Spaventapasseri è il secondo singolo della cantautrice Libra, prodotto da Donato Maiuri (Ombre Cinesi), edito da Fragola Dischi. Spaventapasseri è un singolo pop con sfumature rap che esprime tutta la frustrazione e le angosce provate dall’artista durante questo tragico momento che ha segnato nel profondo ognuno di noi. L’abbiamo intervistata.

Ciao Libra! È da pochi giorni uscito il tuo secondo singolo Spaventapasseri, ti andrebbe di raccontarci come è nata l’idea del brano?

Ciao ragazzi! Ho iniziato a scrivere Spaventapasseri, durante il primo lockdown. Il numero delle vittime del Covid19 saliva in fretta e di questo maledetto inferno non si conosceva ancora nulla. Buio totale. Angoscia pura. Il mio chiodo fisso non erano i cadaveri ma i vivi.

C’era chi raccontava di come aveva perso il padre, la moglie, il figlio, il collega, l’amico nel giro di pochissime ore e mi chiedevo: come si fa a reagire di fronte a tutto questo dolore? Al centro di una stanza, poggiata a una finestra, osservavo le strade deserte. Mi sentivo impotente, sola. Come uno Spaventapasseri al centro di una distesa senza erba, fiori o uccelli. Costretto a resistere alle tempeste ma accarezzato dalle lacrime degli angeli, resta sempre in piedi!

Il tuo sound è davvero particolare, hai degli artisti di riferimento che ti hanno ispirata nel corso della tua crescita artistica?

Sono nata nel ’95. Cresciuta con una sorella del ’90. Abbiamo scoperto insieme la musica e cavalcato negli anni tutte le diverse correnti che nascevano. Amo la musica dai testi “concreti”. Sicuramente il rap e l’hip hop americano hanno contribuito parecchio.

Qual è la prima cosa che vorresti fare appena questa situazione passerà?

Porterò mia figlia in un agriturismo. Prati verdi e animali. Musica e birra ghiacciata…la felicità!

Nei tuoi testi c’è un vivo riferimento alla realtà quotidiana, quanto ti ispira il mondo lì fuori?

C’è tanta sofferenza nel mondo ragazzi. Troppe ingiustizie. Siamo pieni di stronzi. La rabbia che nutro verso questo sistema malato la incanalo nei miei testi. Io vivo la musica come una terapia del dolore. È un qualcosa di magico che spezza il silenzio. Arriva dritta all’anima.

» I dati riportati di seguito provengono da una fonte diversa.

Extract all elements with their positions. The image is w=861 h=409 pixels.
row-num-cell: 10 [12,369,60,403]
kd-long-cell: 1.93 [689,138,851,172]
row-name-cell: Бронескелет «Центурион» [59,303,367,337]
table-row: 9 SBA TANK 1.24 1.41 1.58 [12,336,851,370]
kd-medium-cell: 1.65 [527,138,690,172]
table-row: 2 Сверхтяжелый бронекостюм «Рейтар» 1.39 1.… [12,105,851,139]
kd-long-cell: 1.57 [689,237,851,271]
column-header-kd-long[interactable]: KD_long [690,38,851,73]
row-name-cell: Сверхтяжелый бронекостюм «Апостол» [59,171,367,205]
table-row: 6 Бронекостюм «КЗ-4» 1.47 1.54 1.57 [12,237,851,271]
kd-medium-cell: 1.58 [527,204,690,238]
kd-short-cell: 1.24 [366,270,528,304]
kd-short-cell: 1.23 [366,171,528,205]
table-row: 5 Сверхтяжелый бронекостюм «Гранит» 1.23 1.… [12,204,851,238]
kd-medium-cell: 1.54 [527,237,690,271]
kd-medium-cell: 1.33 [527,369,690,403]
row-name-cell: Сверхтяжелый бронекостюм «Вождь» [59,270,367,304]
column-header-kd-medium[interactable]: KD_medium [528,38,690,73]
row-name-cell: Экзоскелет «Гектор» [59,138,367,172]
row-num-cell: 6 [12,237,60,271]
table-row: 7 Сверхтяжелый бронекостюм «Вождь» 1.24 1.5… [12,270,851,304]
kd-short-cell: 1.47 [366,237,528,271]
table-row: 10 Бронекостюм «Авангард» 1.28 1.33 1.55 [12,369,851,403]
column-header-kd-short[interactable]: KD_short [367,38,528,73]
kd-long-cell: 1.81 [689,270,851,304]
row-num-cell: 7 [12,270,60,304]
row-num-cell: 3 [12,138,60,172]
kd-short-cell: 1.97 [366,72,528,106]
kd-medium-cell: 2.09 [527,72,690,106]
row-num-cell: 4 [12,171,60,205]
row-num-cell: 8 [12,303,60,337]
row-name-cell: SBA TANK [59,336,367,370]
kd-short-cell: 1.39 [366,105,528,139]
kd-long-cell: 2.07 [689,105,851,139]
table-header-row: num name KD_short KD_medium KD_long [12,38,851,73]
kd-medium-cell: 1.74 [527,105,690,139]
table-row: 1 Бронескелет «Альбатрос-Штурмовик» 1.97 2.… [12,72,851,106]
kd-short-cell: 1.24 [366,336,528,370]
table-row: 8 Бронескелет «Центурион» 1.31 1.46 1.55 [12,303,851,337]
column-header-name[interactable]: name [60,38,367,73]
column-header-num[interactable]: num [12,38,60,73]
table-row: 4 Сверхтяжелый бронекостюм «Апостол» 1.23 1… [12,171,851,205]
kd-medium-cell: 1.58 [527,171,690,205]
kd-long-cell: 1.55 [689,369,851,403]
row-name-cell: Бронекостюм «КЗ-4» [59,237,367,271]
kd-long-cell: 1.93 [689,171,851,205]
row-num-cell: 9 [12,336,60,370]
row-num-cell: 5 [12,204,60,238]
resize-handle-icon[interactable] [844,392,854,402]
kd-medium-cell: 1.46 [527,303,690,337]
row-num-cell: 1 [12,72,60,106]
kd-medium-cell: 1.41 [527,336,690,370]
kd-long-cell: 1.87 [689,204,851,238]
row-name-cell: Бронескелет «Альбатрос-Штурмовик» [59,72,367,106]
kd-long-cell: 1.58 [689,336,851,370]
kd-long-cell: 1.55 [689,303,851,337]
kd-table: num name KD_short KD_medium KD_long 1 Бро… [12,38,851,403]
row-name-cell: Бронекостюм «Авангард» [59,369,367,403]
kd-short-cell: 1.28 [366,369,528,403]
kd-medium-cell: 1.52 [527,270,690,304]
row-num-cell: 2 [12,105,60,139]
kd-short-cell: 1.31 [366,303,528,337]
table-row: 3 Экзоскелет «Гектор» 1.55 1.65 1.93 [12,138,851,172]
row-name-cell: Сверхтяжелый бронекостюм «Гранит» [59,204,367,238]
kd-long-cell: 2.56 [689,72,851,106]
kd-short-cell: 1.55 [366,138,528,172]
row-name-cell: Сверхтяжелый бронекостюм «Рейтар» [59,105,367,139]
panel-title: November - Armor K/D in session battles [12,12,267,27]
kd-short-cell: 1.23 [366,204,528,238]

Grazie per aver risposto alle nostre domande, cosa dovremmo aspettarci da Libra in futuro?

Bella domanda! Sono una persona con un carattere molto imprevedibile. Continuate a seguirmi. Lo scopriremo insieme!  Grazie a voi per questa intervista. E’ stato un vero piacere. Un “abbraccio virtuale” a tutti da Libra!